She's a 911 operator living in Kearns, one of scores of everyday folk who have become casualties of the biggest financial crisis since the Great Depression. The impacts include devastated retirement accounts, pay cuts, job losses and trouble making the monthly mortgage payment.
The crisis, which has caused the stocks in the Dow Jones industrial average to lose 5,585 points, or 39.4 percent, since Oct. 9, 2007, has affected Arnold and many others in ways they would never have dreamed of before.
For Arnold, it all started with a letter from her bank informing her that it was effectively cutting her off from her home equity line of credit. Many banks, reeling from losses, are making it more difficult for individuals and businesses to get and keep credit lines and loans.
When she took out the credit line last year, the bank appraised her home at $199,000. She used the line to pay off a second mortgage and some bills.
But a couple of months ago, she said she received a notice from her bank notifying her that her home's value was now only $157,000.
For Arnold, who says she already has been hurt by higher food, gasoline and utility costs, the timing could not be worse. She had been counting on that credit line to get her through tough times.
"It's getting really tight for me," she said. "I'm hoping now to get overtime when I can because I'm almost to the point where I'm afraid I'll be paying minimums on small credit card balances. I've always paid more than the minimum each month."
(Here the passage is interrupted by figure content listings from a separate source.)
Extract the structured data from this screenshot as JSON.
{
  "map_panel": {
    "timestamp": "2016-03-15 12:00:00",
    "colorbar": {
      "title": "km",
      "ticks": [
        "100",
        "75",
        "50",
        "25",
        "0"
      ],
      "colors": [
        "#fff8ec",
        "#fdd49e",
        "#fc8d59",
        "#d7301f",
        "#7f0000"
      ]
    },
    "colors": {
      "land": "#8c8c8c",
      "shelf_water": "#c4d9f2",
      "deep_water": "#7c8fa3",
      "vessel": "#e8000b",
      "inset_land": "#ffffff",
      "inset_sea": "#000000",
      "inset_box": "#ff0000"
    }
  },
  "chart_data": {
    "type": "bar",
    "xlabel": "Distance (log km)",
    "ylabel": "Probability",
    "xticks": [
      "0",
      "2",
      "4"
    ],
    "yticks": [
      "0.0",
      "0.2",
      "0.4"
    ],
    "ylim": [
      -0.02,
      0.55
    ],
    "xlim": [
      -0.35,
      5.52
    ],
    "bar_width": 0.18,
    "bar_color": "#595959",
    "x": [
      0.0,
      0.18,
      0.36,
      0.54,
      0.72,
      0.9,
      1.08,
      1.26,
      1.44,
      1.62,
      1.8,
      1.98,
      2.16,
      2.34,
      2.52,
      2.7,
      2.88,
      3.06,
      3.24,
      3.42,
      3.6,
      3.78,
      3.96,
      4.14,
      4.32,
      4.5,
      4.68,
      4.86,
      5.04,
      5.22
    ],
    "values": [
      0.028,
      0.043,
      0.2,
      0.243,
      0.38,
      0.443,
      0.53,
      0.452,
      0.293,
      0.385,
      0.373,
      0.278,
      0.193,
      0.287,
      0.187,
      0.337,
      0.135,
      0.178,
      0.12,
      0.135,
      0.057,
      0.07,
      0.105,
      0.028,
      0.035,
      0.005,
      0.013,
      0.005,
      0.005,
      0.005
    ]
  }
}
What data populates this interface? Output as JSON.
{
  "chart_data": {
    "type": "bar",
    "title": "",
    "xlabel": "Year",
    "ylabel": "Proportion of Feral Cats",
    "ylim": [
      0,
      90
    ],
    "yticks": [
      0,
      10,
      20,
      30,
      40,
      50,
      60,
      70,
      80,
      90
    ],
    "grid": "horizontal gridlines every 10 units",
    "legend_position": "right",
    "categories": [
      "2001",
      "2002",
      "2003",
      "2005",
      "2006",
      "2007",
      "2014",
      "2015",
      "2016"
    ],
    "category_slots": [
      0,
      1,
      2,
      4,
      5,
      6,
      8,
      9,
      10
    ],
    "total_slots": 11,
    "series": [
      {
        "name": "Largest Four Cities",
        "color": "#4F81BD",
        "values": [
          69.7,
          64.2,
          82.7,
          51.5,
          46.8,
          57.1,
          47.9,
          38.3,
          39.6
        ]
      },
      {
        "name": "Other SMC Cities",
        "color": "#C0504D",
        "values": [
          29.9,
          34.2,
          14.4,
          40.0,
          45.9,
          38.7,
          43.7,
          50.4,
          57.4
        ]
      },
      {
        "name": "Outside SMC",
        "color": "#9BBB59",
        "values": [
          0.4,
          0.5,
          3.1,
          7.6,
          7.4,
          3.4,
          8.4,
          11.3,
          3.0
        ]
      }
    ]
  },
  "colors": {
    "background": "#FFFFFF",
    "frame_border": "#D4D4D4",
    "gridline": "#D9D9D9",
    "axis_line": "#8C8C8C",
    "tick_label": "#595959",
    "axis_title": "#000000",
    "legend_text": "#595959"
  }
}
People who provide service for low- to moderate-income families are seeing plenty of Utahns affected by the trickle-down effect of the housing and financial crisis, said Linda Hilton, community outreach coordinator for Crossroads Urban Center, a low-income service and advocacy organization in Salt Lake City.
"People aren't building as many houses anymore, so painters, carpenters and laborers are suffering. A lot of people are spending less, so workers in retail or restaurants are getting their hours cut - anybody who is waitressing, for example, has less money coming in," she said. "It trickles all the way down. People aren't traveling as much. There are more empty hotel rooms. So people who clean the rooms are getting less work."
There are struggling companies who are trying not to lay people off, so they are cutting employee hours.
All this at a time of higher prices for food, gasoline, utility and rents.
"Then there's the people who earn only commissions - they are really in a bad spot," she said.
Carol Stillman, a 64-year-old Murray home loan officer, is one of those people.
"I'm getting by, but I'm worried," Stillman said. To cope, she says she has cut back on or cut out discretionary purchases, from restaurant meals to vacations.
"I might not ever get to retire," she says. "But once I get my house paid off and I have Social Security, I may be able to get by on just that."
Preston Cochrane, president of credit-counseling business AAA Fair Credit Foundation in Salt Lake City, said an increasing number of people are facing the double-whammy of watching the value of their retirement accounts plummet as they struggle to make ends meet on a day-to-day basis. And it's not only low- to moderate-income families, he said.
"We've seen people who make $200,000 a year call and say that they are struggling to make housing payments and other debt obligations," he said.
Cochrane said much of the problem centers on the easy money and exotic loans of the past several years - the very problem that led to the financial crisis in the first place. Now, with credit tightening, people are watching their mortgage payments jump and are struggling to find a way out the situation.
Some can't sell their homes for enough money to cover their mortgage because home prices have dropped and there aren't enough buyers. In other cases, banks won't allow people to refinance out of the bad loans and into fixed-rate loans they can afford because lending standards are so much tighter.
Also feeling the pain are retirees and near retirees with retirement plans tied up in stocks. One of those is Robert Nesbitt, a 61-year-old retiree in West Jordan, who was forced to retire earlier than anticipated because of long-term health problems.
Like many people, he faithfully added to his 401(k) over the years - two decades to be exactly - and figured that would lead to a comfortable retirement.
"In hindsight, I probably should have converted the 401(k) to an annuity when I retired, but I thought it would continue to grow until I had to start drawing from it," he said. Already, he says, he has lost $35,000 in retirement money.
Nesbitt said what really bothers him is how quickly Wall Street turned upside down.
"I woke up one morning and it was all over the newspaper," he said. "By then it was too late to pull my money out of the markets."
Arnold, of Kearns, said she can relate. She says about 90 percent of her retirement plan at work is invested in equities.
At 42, Arnold still has some time for the market to recover. But with all her other worries, she has trouble keeping positive about the stock market's selloff.
"I'm sitting here, watching it all disappear," she said.